Research on Progress of Computing In-Memory Based on Static Random-Access Memory

doi: 10.11999/JEIT210896
Funds:  The National Key Research and Development Program of China (2018YFB2202602), The National Natural Science Foundation of China (61934005, 62074001, U19A2074)
  • Received Date: 2021-08-30
  • Rev Recd Date: 2021-10-28
  • Available Online: 2021-11-19
  • Publish Date: 2022-11-14
  • With the arrival of the “computing power era”, large-scale data need to go back and forth between the memory and the processor. However, the demand for frequent access can not be achieved in the traditional Von Neumann architecture which separates the computing and storage. The Von Neumann bottleneck and the “storage wall” in the traditional computing architecture have been broken with the birth of Computing In-Memory (CIM) Static Random-Access Memory technique. Thereby, for the “computing power era” it has revolutionary significance. Due to Static Random-Access Memory (SRAM) reads data fast and has better compatibility with advanced logic technology. Therefore, the attention of scholars at domestic and international has been attracted by SRAM-based CIM technology. The application of SRAM-based CIM technology is summarized, including machine learning, coding, encryption and decryption algorithm.

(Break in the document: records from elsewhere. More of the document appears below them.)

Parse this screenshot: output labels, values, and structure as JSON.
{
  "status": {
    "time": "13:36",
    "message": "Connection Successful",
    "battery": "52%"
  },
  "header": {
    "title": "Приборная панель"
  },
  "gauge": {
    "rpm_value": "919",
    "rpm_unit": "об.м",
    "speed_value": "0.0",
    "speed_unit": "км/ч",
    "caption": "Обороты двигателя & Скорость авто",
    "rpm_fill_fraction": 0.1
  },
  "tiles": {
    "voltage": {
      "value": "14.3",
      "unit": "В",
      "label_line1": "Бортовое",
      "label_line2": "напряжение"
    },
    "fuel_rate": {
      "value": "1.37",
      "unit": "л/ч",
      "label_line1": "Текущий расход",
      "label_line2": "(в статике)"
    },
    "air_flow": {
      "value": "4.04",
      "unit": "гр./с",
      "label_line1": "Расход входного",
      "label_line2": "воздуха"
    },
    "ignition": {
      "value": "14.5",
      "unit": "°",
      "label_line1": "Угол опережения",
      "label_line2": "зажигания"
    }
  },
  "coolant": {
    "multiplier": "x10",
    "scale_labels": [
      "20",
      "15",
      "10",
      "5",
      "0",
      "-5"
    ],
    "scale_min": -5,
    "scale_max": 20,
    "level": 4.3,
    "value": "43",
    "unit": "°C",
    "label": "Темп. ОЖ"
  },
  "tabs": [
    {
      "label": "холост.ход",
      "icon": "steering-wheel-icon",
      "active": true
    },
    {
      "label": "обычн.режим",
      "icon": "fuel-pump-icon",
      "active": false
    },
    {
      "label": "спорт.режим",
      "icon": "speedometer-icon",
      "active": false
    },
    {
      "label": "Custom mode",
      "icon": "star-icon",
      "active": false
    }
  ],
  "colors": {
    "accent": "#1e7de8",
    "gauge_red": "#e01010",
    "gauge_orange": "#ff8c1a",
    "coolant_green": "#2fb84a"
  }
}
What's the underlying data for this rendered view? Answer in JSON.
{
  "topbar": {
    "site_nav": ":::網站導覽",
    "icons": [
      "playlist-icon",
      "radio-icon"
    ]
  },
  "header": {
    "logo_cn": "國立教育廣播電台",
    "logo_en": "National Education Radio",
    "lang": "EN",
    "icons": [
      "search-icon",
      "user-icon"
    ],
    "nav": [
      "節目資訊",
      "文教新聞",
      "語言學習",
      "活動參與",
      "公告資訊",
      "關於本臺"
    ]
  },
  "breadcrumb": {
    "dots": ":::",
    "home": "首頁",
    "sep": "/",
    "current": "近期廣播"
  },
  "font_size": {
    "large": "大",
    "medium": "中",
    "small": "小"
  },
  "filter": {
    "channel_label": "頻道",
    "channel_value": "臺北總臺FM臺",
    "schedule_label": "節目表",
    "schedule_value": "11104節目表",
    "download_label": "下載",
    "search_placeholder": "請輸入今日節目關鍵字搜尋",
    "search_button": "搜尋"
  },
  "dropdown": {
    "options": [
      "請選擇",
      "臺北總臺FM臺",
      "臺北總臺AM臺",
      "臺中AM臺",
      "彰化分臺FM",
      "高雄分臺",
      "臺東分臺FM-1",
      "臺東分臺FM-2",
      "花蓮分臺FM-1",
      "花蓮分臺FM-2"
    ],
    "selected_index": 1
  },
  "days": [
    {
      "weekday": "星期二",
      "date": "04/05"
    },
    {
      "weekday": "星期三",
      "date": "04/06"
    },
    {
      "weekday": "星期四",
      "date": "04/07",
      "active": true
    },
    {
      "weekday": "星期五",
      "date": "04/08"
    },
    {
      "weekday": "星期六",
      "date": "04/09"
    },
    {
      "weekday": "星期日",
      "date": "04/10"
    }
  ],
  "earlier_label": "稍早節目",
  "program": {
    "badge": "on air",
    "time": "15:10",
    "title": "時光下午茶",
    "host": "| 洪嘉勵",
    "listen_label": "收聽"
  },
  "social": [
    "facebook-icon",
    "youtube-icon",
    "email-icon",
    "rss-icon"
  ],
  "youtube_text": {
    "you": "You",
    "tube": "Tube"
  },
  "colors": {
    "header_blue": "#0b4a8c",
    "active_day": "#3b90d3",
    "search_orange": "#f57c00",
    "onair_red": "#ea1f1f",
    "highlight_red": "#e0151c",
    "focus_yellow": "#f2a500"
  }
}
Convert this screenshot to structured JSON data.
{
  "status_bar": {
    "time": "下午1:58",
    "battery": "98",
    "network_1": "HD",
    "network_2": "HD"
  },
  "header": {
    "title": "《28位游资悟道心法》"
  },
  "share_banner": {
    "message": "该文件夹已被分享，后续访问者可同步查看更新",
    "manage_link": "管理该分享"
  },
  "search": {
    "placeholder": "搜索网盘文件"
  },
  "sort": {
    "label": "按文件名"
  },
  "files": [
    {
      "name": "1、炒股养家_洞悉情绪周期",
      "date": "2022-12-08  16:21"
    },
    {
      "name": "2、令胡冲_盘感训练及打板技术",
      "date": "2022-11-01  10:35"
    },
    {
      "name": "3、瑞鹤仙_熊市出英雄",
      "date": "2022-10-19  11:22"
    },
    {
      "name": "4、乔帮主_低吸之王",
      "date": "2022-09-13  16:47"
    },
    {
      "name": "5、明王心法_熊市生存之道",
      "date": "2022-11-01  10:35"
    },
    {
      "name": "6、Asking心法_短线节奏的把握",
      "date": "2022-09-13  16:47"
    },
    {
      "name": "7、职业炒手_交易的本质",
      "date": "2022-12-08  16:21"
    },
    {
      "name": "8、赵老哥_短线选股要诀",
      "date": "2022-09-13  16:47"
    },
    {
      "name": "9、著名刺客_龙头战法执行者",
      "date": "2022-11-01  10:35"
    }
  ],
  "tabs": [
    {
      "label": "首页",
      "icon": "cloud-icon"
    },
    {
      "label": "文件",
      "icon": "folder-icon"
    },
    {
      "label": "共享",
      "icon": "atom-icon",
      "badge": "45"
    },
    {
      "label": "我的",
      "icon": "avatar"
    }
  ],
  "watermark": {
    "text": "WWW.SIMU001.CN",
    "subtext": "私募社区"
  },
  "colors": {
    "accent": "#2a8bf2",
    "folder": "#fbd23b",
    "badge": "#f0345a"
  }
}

The various circuit structures to realize the operation function and various quantization techniques based on Analog-to-Digital Conversion (ADC) are summarized and compared in this paper. In addition, the problems and challenges of the existing CIM architectures are analyzed. Then some existing solution strategies for those issues also are presented. Finally, the technique of SRAM-based CIM is prospected from different aspects.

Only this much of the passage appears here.